# Evolutionary High Level Synthesis with Predictive Models.

Nidhin. A, D.S Harish Ram.

**Abstract**— In modern day chip design, the pressure for time to market is increasing and recovery time for investment is decreasing. So design times have to be shortened. An Artificial Neural Network (ANN) based predictive model for power to speed-up the cost function evaluation during High Level Synthesis (HLS) is presented here. Genetic Algorithms (GA) have been used successfully to solve HLS problems. Our proposed predictive model can be easily integrated with this evolutionary framework. The accuracy of this predictive model is tested with DFG benchmark circuits.

Index Terms— Artificial Neural Network, Cost Function Evaluation, Design Space Exploration, Evolutionary Computation, High Level Synthesis, Power Estimation, Predictive Models.

#### **1** INTRODUCTION

High level synthesis (HLS) is the process of synthesizing behavioral specification of a digital circuit into a Register Transfer Level (RTL) description that realizes the behavior with respect to some design constraints.
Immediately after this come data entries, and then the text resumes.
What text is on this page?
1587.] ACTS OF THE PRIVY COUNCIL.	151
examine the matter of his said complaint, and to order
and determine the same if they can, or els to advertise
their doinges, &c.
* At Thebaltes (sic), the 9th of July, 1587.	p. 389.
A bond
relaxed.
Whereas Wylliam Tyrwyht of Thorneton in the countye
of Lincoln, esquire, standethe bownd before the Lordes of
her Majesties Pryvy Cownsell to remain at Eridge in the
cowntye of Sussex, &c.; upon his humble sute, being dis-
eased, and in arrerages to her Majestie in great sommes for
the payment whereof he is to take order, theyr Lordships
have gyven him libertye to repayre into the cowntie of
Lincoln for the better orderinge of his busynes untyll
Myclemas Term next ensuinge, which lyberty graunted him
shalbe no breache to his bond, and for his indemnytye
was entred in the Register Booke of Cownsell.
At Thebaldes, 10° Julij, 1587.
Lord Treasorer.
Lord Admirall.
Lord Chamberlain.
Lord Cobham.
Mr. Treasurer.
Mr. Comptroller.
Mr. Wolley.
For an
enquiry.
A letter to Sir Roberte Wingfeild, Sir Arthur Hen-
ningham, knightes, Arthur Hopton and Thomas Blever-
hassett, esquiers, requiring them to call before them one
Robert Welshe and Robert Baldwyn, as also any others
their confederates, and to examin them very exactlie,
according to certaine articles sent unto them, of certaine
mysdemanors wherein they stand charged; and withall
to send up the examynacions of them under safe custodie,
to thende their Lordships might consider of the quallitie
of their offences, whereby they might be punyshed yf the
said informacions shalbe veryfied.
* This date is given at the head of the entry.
HLS mainly involves (i) scheduling, (ii) resource allocation, (iii) binding and (iv) controller synthesis [1], [2]. The scheduling phase assigns each operation to one or more clock cycles (or control steps) for the execution. The resource allocation phase assigns the execution of the operations to hardware components. Then it is interconnected using connection elements. Binding is the actual mapping of operations to functional units, data transfer to buses and variables to storage units [3], [4].
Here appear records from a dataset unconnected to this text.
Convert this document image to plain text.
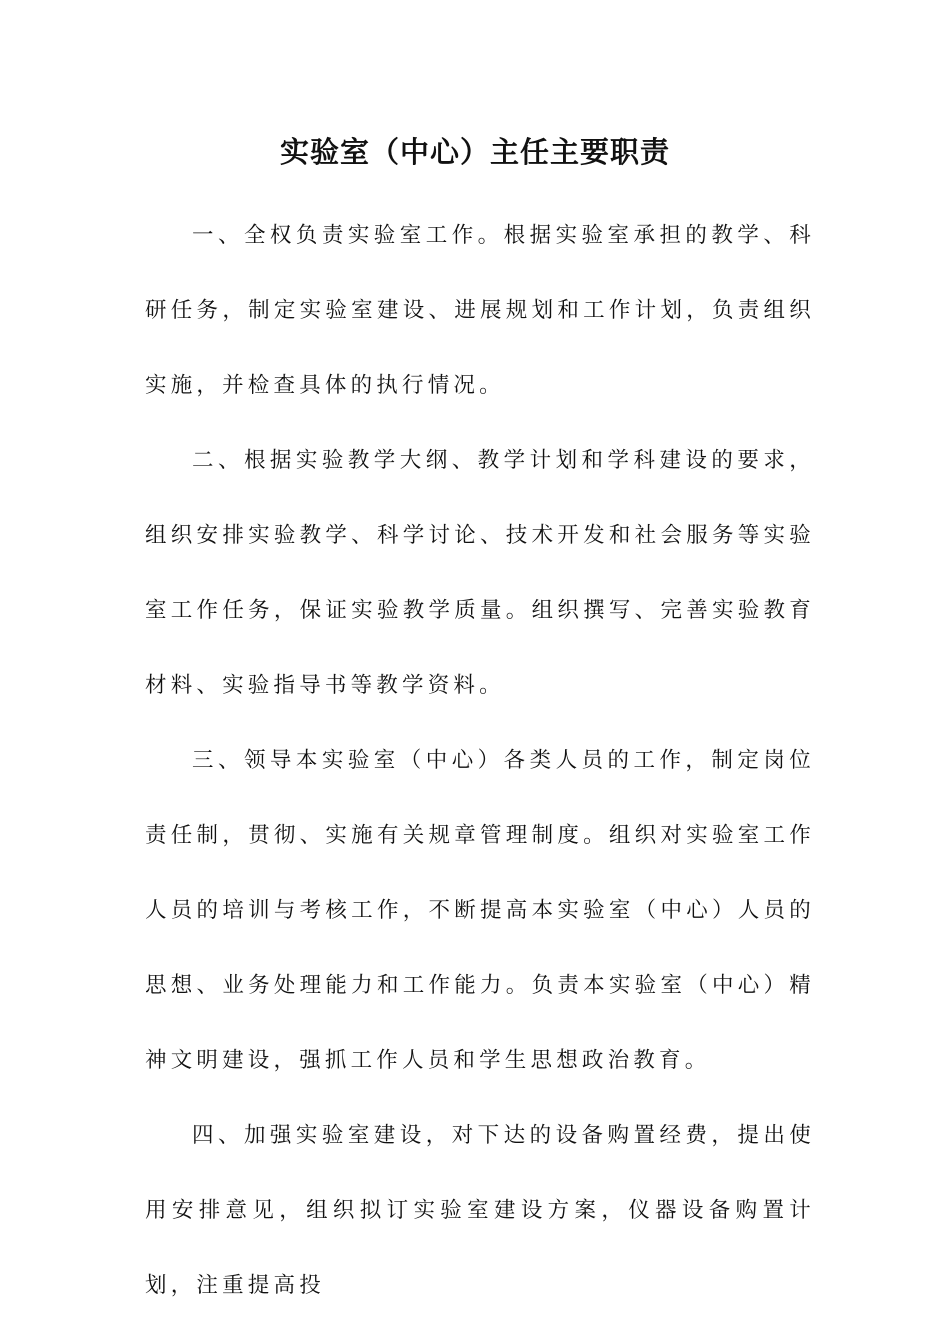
实验室（中心）主任主要职责

一、全权负责实验室工作。根据实验室承担的教学、科研任务，制定实验室建设、进展规划和工作计划，负责组织实施，并检查具体的执行情况。

二、根据实验教学大纲、教学计划和学科建设的要求，组织安排实验教学、科学讨论、技术开发和社会服务等实验室工作任务，保证实验教学质量。组织撰写、完善实验教育材料、实验指导书等教学资料。

三、领导本实验室（中心）各类人员的工作，制定岗位责任制，贯彻、实施有关规章管理制度。组织对实验室工作人员的培训与考核工作，不断提高本实验室（中心）人员的思想、业务处理能力和工作能力。负责本实验室（中心）精神文明建设，强抓工作人员和学生思想政治教育。

四、加强实验室建设，对下达的设备购置经费，提出使用安排意见，组织拟订实验室建设方案，仪器设备购置计划，注重提高投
Design Space Exploration (DSE) is the process of exploring different design alternatives having various trade-offs and objectives such as power area and delay. It is computationally unfeasible to use an exhaustive exploration strategy. The size of the design space grows as the product of the cardinalities of the variation sets for each objective[5][6]. Evaluation of a single configuration almost always requires the use of simulators or analytical models which are also complex. Another challenge is that the objectives being optimized are often conflicting. DSE flow can be schematically represented as in Fig. 1. The exploration phase uses the results of the evaluation phase to modify the system configuration parameters so as to optimize certain performance indices. The cyclic process ends when a system configuration meets the design constraints. Pareto-optimal configurations for these indices are

• Nidhin. A is currently pursuing masters degree program in VLSI Design in Amrita Vishwa Vidyapeetham University, India, E-mail: nidhin.ieeee@gmail.com

 Dr D.S Harish Ram is working as Asst. Professor in Amrita Vishwa Vidyapeetham University, India, E-mail: ds\_harishram@cb.amrita.edu optimized and accumulated. These complex explorations are handled successfully by evolutionary algorithms (EAs). The drawback of this approach is the need to evaluate a huge number of design alternatives. The design process needs to be shortened to meet the time-to-market constraint.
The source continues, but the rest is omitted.